According to Rose Marie William, author of the Townsend Letter for Dotors and Patients (2004), when fragrances reach the brain, they start to cause all sorts of neurological changes. It can immediately affect your mood, pulse and blood pressure. Some people may also start to feel stressed or anxious (16).
Research by the Campaign for Safe Cosmetics links the chemicals in perfume to short term memory loss, central nervous system disorders, and even severe depression. This is concerning, given so many different products contain fragrance that is intended to last for weeks or even months.
For me, being around fragrance gives me migraines, headaches, anxiety and makes it more difficult to breathe. Which brings me to my next point – the respiratory system.
5. Respiratory System
Being a scent, it is obvious that fragrance has an effect on our respiratory system to some degree. Studies have even confirmed the negative effects synthetic fragrances have on respiratory health. One study showed a decline in exhalation volume by 58 percent when exposed to synthetic cologne (17).
Another study, conducted by Anne Steinemann, PhD, asked nearly 1,100 people to complete questionnaires about their exposure to fragranced products (like air fresheners, cleaning solutions, personal care products and the like), and any reactions those products might have triggered (18). Over one third of the study participants reported experiencing one or more health issues from the scented products.
The most common reaction? Respiratory difficulties, including coughing and shortness of breath. Over 17% of participants reported this effect. Another fourteen percent reported mucosal symptoms (like congestion and watery eyes). Other reactions reported included asthma attacks at 7.6%.
Natural Alternatives to Car Air Fresheners
Thankfully, you don’t need to abandon all scent from your car if that’s what you’re into.

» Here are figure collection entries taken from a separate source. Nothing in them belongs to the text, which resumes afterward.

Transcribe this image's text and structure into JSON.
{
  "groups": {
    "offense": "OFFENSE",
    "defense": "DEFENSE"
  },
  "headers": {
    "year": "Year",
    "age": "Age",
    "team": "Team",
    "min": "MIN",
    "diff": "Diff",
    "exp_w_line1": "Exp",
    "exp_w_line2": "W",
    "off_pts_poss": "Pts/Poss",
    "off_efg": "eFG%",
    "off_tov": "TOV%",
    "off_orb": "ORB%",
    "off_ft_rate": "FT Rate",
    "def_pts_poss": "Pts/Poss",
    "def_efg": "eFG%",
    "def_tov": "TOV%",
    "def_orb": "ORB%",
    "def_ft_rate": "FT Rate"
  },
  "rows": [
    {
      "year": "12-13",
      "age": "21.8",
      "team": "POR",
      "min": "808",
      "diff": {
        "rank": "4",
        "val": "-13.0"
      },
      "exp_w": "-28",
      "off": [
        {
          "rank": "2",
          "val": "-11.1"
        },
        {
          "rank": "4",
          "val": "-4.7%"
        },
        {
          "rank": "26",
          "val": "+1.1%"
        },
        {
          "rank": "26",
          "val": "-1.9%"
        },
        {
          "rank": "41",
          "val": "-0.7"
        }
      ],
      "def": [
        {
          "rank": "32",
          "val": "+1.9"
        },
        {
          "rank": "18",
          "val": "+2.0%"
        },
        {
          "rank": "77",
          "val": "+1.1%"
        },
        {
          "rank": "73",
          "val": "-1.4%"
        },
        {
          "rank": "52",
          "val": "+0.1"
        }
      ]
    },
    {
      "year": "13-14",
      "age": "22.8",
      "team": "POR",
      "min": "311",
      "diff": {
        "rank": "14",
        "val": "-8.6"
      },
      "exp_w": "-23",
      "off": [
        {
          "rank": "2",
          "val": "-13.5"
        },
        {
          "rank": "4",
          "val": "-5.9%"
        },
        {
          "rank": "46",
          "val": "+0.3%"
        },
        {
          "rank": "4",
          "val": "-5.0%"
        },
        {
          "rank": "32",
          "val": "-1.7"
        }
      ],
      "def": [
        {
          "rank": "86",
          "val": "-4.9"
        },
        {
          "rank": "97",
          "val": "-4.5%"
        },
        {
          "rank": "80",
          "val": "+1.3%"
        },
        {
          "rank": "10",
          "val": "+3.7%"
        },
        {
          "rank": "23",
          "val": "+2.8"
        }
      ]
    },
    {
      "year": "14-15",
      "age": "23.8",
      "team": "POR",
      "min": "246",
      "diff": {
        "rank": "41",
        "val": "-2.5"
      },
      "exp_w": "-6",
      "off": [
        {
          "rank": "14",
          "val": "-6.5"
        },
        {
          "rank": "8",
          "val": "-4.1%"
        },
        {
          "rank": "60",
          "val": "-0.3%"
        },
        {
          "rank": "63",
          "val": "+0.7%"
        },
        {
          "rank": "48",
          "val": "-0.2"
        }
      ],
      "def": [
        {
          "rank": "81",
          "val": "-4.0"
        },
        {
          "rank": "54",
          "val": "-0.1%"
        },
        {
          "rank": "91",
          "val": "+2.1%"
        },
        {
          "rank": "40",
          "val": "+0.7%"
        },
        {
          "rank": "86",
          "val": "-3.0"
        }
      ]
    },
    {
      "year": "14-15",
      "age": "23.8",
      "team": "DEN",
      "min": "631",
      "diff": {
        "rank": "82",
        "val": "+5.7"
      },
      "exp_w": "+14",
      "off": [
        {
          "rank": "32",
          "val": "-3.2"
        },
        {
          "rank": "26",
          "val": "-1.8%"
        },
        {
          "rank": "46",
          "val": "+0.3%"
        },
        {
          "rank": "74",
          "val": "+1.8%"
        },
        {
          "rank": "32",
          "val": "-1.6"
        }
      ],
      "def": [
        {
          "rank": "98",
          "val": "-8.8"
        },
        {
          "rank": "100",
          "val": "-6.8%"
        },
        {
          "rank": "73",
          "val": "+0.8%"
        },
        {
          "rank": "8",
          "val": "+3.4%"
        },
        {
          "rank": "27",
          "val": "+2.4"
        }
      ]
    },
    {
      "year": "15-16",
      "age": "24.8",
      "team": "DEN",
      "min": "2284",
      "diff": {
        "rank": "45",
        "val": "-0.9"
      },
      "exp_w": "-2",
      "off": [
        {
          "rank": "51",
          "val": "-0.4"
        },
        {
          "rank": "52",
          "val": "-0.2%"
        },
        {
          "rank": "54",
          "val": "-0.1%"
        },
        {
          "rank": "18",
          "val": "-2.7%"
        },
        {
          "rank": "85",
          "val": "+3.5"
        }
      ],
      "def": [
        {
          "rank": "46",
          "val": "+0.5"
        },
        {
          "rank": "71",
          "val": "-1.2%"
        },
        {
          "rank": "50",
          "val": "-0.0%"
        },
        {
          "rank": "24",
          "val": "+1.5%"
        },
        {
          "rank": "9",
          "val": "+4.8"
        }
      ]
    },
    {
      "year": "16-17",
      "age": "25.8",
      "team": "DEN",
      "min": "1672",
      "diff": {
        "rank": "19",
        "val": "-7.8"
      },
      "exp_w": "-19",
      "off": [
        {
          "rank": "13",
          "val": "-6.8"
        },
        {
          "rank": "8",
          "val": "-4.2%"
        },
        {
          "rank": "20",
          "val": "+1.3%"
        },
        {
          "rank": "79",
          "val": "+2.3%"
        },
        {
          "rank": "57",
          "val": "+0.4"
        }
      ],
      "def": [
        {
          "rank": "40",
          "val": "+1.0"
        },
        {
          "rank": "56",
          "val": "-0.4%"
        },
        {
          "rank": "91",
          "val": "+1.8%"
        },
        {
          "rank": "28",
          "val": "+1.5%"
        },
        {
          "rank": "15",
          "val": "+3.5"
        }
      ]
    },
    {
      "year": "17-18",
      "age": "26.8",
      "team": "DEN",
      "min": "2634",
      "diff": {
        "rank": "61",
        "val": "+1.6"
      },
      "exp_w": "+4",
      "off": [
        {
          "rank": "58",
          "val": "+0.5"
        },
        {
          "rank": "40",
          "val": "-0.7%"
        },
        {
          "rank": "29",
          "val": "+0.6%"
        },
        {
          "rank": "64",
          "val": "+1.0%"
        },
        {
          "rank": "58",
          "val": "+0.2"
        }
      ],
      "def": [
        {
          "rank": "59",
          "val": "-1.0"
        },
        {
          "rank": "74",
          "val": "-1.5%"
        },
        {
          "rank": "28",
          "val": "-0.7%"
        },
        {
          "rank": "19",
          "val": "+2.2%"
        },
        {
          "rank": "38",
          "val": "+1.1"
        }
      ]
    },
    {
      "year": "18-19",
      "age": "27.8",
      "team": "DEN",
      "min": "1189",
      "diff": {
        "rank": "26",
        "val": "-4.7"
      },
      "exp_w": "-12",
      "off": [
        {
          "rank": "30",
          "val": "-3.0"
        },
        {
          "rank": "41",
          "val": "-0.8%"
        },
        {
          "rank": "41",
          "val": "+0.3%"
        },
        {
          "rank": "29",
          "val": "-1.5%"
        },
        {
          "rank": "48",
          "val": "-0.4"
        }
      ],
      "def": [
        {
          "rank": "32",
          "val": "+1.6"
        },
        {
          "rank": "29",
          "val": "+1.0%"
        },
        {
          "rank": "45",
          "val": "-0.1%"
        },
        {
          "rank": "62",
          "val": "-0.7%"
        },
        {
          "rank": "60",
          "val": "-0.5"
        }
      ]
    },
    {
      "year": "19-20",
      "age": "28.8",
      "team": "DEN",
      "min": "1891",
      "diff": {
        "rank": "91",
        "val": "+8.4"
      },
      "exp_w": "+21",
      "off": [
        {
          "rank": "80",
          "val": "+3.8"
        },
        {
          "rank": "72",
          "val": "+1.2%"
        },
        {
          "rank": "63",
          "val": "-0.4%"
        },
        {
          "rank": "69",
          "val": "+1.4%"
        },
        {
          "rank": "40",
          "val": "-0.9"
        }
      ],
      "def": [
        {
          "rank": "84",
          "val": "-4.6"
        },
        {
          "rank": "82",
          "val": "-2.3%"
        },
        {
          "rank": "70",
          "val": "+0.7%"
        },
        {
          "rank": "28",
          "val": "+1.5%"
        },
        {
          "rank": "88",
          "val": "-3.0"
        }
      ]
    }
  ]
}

Natural alternatives to conventional car air fresheners include products like the Purple Frog, which infuses a cardboard-like medium with essential oils like lemongrass, lavender, orange and peppermint.

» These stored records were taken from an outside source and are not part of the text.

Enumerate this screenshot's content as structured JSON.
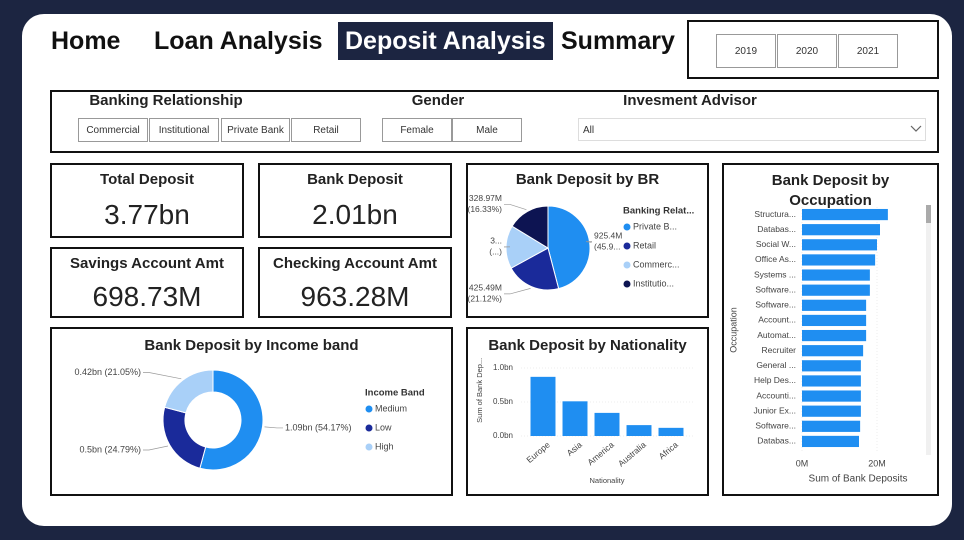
{
  "nav": {
    "tabs": [
      "Home",
      "Loan Analysis",
      "Deposit Analysis",
      "Summary"
    ],
    "active": 2,
    "years": [
      "2019",
      "2020",
      "2021"
    ]
  },
  "filters": {
    "banking_relationship": {
      "label": "Banking Relationship",
      "options": [
        "Commercial",
        "Institutional",
        "Private Bank",
        "Retail"
      ]
    },
    "gender": {
      "label": "Gender",
      "options": [
        "Female",
        "Male"
      ]
    },
    "investment_advisor": {
      "label": "Invesment Advisor",
      "value": "All"
    }
  },
  "kpis": [
    {
      "label": "Total Deposit",
      "value": "3.77bn"
    },
    {
      "label": "Bank Deposit",
      "value": "2.01bn"
    },
    {
      "label": "Savings Account Amt",
      "value": "698.73M"
    },
    {
      "label": "Checking Account Amt",
      "value": "963.28M"
    }
  ],
  "chart_data": [
    {
      "type": "pie",
      "title": "Bank Deposit by BR",
      "legend_title": "Banking Relat...",
      "categories": [
        "Private B...",
        "Retail",
        "Commerc...",
        "Institutio..."
      ],
      "values": [
        925.4,
        425.49,
        335,
        328.97
      ],
      "value_labels": [
        [
          "925.4M",
          "(45.9..."
        ],
        [
          "425.49M",
          "(21.12%)"
        ],
        [
          "3...",
          "(...)"
        ],
        [
          "328.97M",
          "(16.33%)"
        ]
      ],
      "colors": [
        "#1f8ef1",
        "#1a2a9a",
        "#a9d0f8",
        "#0d1452"
      ]
    },
    {
      "type": "donut",
      "title": "Bank Deposit by Income band",
      "legend_title": "Income Band",
      "categories": [
        "Medium",
        "Low",
        "High"
      ],
      "values": [
        1.09,
        0.5,
        0.42
      ],
      "value_labels": [
        "1.09bn (54.17%)",
        "0.5bn (24.79%)",
        "0.42bn (21.05%)"
      ],
      "colors": [
        "#1f8ef1",
        "#1a2a9a",
        "#a9d0f8"
      ]
    },
    {
      "type": "bar",
      "title": "Bank Deposit by Nationality",
      "x_label": "Nationality",
      "y_label": "Sum of Bank Dep...",
      "categories": [
        "Europe",
        "Asia",
        "America",
        "Australia",
        "Africa"
      ],
      "values": [
        0.87,
        0.51,
        0.34,
        0.16,
        0.12
      ],
      "color": "#1f8ef1",
      "ylim": [
        0,
        1.05
      ],
      "yticks": [
        {
          "value": 0,
          "label": "0.0bn"
        },
        {
          "value": 0.5,
          "label": "0.5bn"
        },
        {
          "value": 1,
          "label": "1.0bn"
        }
      ]
    },
    {
      "type": "hbar",
      "title": "Bank Deposit by Occupation",
      "x_label": "Sum of Bank Deposits",
      "y_label": "Occupation",
      "categories": [
        "Structura...",
        "Databas...",
        "Social W...",
        "Office As...",
        "Systems ...",
        "Software...",
        "Software...",
        "Account...",
        "Automat...",
        "Recruiter",
        "General ...",
        "Help Des...",
        "Accounti...",
        "Junior Ex...",
        "Software...",
        "Databas..."
      ],
      "values": [
        22.9,
        20.8,
        20,
        19.5,
        18.1,
        18.1,
        17.1,
        17.1,
        17.1,
        16.3,
        15.7,
        15.7,
        15.7,
        15.7,
        15.5,
        15.2
      ],
      "color": "#1f8ef1",
      "xlim": [
        0,
        31
      ],
      "xticks": [
        {
          "value": 0,
          "label": "0M"
        },
        {
          "value": 20,
          "label": "20M"
        }
      ]
    }
  ]
}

There is also the PURGGO car air freshener that is fragrance and scent-free. It is made from 100% bamboo charcoal and lasts for 365+ days (and works 24/7). This air freshener absorbs and eliminates odor instead of just masking it, which is a win-win for just about any smelly situation.
If you’re looking for something different, you might be interested in a car essential oil diffuser. My Choice Natural Car Air Freshener is a diffuser that comes with all-natural essential oils instead of VOCs. While the oils come in little packs, and are more wasteful than the above options, it might be a good choice for those who really like a strong (all-natural) scent.
Personally, I have a hard time being around any kind of fragrance, so I avoid it at all costs. I smell it in the air when neighboring households are doing their laundry, and I smell it in the clothing of individuals I walk by, or encounter on a day-to-day basis (like the fragrance that lingers on clothes from dryer sheets).
I encourage all of you to avoid fragrance in products like car air fresheners, dryer sheets, personal care products, laundry detergents, dish soaps and more. Make it a resolution of yours to avoid these products. Who knows – maybe a health issue will disappear! It’s worth a shot. Either way, you’ll be protecting yourself, your family, and those around you from the dangers that synthetic fragrance poses on the body.